León Ferrari enjoys international acclaim as a conceptual artist, and is well known for his protean creations (paintings, collages, sculptures, poetry) and anti-establishment and often provocative attitudes. No stranger to scandal, his emblematic composition Western Christian Civilization (1965), depicting Christ being crucified on the wings of an American bomber used in Vietnam, was censured at the time of its unveiling. Ferrari has spent his whole life fighting dictatorships, fascism, social inequality, discrimination, and collusion of the Church; throughout his work we see representations of society's hypocrisy and cynicism. More recently, Pope Francis at the time the Archbishop of Buenos Aires denounced a León Ferrari retrospective at the Centro Cultural Recoleta in 2004 as being "blasphemous".

 

León Ferrari's work has been widely exhibited all over the world, notably at Centre Pompidou in Paris (2022), Museo Reina Sofia (2021), MoMA in New York (2014 and 2009), MALBA in Buenos Aires (2012), Rencontres d'Arles (2010), the Museo Nacional Centro de Arte Reina Sofía in Madrid (2009 and 2000), documenta in Kassel (2007) and notably at the Venice Biennale (2007), where he was awarded the Golden Lion.
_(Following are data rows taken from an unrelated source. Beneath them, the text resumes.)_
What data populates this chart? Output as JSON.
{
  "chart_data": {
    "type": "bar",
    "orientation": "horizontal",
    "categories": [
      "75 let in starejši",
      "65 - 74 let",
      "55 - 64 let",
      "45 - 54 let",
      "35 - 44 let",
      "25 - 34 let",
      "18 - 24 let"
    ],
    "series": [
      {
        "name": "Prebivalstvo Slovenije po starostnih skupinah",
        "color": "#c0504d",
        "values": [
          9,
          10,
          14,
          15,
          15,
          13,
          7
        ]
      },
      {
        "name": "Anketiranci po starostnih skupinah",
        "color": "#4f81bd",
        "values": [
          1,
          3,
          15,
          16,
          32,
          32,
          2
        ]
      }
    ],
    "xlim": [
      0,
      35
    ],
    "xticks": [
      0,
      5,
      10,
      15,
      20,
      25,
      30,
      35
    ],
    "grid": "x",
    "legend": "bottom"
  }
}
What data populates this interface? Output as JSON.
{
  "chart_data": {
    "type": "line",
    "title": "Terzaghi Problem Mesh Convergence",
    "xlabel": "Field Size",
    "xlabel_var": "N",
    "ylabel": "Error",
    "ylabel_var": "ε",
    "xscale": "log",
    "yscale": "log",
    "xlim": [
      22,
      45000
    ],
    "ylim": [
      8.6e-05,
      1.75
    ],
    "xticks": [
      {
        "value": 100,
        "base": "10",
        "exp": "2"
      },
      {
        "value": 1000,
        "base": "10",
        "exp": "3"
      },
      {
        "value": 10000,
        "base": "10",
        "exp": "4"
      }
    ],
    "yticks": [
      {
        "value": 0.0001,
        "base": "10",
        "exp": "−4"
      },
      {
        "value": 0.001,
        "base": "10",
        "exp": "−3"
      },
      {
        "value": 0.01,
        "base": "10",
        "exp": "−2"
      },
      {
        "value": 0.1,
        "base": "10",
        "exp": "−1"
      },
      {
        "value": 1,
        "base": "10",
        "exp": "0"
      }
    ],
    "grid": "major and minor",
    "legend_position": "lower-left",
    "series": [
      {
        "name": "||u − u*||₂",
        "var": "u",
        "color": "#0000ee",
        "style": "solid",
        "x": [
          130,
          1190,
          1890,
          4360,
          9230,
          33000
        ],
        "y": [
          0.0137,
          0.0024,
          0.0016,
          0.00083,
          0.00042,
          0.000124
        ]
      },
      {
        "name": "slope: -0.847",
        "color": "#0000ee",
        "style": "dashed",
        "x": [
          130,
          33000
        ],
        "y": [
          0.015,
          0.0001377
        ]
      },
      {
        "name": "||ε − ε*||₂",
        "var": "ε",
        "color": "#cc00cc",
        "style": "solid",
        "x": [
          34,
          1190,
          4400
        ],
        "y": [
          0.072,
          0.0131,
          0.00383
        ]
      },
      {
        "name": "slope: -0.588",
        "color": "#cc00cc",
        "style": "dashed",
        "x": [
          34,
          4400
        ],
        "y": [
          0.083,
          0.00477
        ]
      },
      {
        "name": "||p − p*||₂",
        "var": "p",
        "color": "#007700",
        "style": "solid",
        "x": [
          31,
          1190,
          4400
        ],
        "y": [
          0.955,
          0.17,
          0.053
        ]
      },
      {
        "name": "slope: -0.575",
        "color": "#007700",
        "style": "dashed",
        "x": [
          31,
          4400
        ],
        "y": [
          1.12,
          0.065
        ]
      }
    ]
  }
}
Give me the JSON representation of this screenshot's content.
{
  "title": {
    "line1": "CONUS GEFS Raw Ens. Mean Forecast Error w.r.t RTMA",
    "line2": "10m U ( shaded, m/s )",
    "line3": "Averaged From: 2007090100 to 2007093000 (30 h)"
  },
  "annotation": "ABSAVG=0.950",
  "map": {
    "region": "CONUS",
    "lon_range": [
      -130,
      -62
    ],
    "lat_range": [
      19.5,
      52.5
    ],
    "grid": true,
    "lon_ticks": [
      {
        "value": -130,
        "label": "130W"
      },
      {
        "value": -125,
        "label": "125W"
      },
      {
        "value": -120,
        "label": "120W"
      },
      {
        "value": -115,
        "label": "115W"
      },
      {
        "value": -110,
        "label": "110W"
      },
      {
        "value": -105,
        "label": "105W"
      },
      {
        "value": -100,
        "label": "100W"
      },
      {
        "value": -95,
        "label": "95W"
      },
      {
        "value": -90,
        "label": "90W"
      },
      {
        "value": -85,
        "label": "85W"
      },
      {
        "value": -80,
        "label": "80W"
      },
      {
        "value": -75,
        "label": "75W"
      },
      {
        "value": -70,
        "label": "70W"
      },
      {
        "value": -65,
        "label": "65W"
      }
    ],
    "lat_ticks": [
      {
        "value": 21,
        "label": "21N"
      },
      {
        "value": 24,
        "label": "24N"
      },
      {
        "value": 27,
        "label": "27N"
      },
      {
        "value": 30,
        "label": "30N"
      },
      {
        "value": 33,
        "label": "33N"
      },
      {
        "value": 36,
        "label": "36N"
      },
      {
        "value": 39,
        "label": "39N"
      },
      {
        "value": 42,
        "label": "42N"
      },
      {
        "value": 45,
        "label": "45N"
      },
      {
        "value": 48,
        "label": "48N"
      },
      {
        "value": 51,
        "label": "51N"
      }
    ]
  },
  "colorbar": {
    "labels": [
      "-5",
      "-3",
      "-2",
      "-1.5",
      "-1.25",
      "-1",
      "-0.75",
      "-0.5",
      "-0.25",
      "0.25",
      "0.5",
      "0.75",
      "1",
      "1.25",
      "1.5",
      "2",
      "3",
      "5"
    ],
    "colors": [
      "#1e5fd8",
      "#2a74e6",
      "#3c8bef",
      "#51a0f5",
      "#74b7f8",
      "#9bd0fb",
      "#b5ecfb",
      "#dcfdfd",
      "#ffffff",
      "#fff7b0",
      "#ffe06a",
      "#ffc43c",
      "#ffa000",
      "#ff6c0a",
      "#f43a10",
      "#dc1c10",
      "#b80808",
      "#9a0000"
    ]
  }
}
His works are part of the most prestigious contemporary art collections, including MoMA in New York, the Museo Reina Sofia in Madrid, the Musée National d'art contemporain - Centre Pompidou in Paris, the Museo de Arte Contemporaneo in Buenos Aires, the Museo de Arte Moderno in Mexico, the Museum of Fine Arts in Houston, the Museo de Arte in São Paulo, the Museo de Arte Moderno in Rio de Janeiro, the Daros Latin-American Collection in Zurich, the Cisneros Collection, amongst others.